Ride-hailing company Uber Technologies has asked its drivers in India to ensure seat belts in the back seats of their vehicles are accessible to passengers and working, days after a local business tycoon was killed in a car crash.

The move comes amid growing pressure for road safety in India, the world’s fourth-largest auto market. Earlier in September, Cyrus Mistry, the former chairman of India’s Tata Sons, was killed in a crash in his Mercedes, and local media reported that he was not wearing a seat belt while sitting in the back.

“To avoid fines or complaints from drivers, please ensure seat belts in the back seats are accessible and functional,” Uber said in an advisory to its drivers on Tuesday, which was seen by Reuters.

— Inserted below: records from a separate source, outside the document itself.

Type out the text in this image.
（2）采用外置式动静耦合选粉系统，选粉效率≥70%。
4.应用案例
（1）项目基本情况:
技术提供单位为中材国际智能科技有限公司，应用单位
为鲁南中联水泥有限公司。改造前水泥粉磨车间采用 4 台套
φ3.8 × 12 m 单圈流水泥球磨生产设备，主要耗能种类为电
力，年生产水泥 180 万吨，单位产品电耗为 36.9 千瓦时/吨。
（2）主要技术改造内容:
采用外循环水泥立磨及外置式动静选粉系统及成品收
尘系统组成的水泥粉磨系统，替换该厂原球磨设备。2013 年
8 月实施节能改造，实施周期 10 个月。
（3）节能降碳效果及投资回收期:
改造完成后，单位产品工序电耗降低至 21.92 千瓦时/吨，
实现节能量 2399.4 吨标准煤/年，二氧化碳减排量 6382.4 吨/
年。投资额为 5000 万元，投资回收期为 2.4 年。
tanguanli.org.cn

A source with direct knowledge also said Uber is conducting checks at airports to ensure drivers comply with seat belt regulations.

Uber did not immediately respond to a request for comment.

Its Indian rival Ola, which is backed by SoftBank Group, has also sent out advisories to drivers in recent weeks to enforce seat belt rules, a company representative told Reuters.

It comes as the government is also trying to push through a series of measures to improve road safety in a country that has the deadliest roads in the world.

The World Bank said last year that India has a road death every four minutes.

India already has rules mandating rear seat passengers to wear seat belts, but few follow them. The enforcement is also poor despite the stipulated fine of Rs. 1000 rupees for non-compliance.

In most cases, car and taxi owners put covers on the seat belts of their back seats, making them inaccessible for use.

Uber told drivers in its advisory to make sure rear seat belts are on, adding that “if the belt is hidden under the seat cover, please remove the cover.”

The Indian government has also said it wants carmakers to install a rear seat belt alarm system to enforce their use and to mandate six airbags in all cars.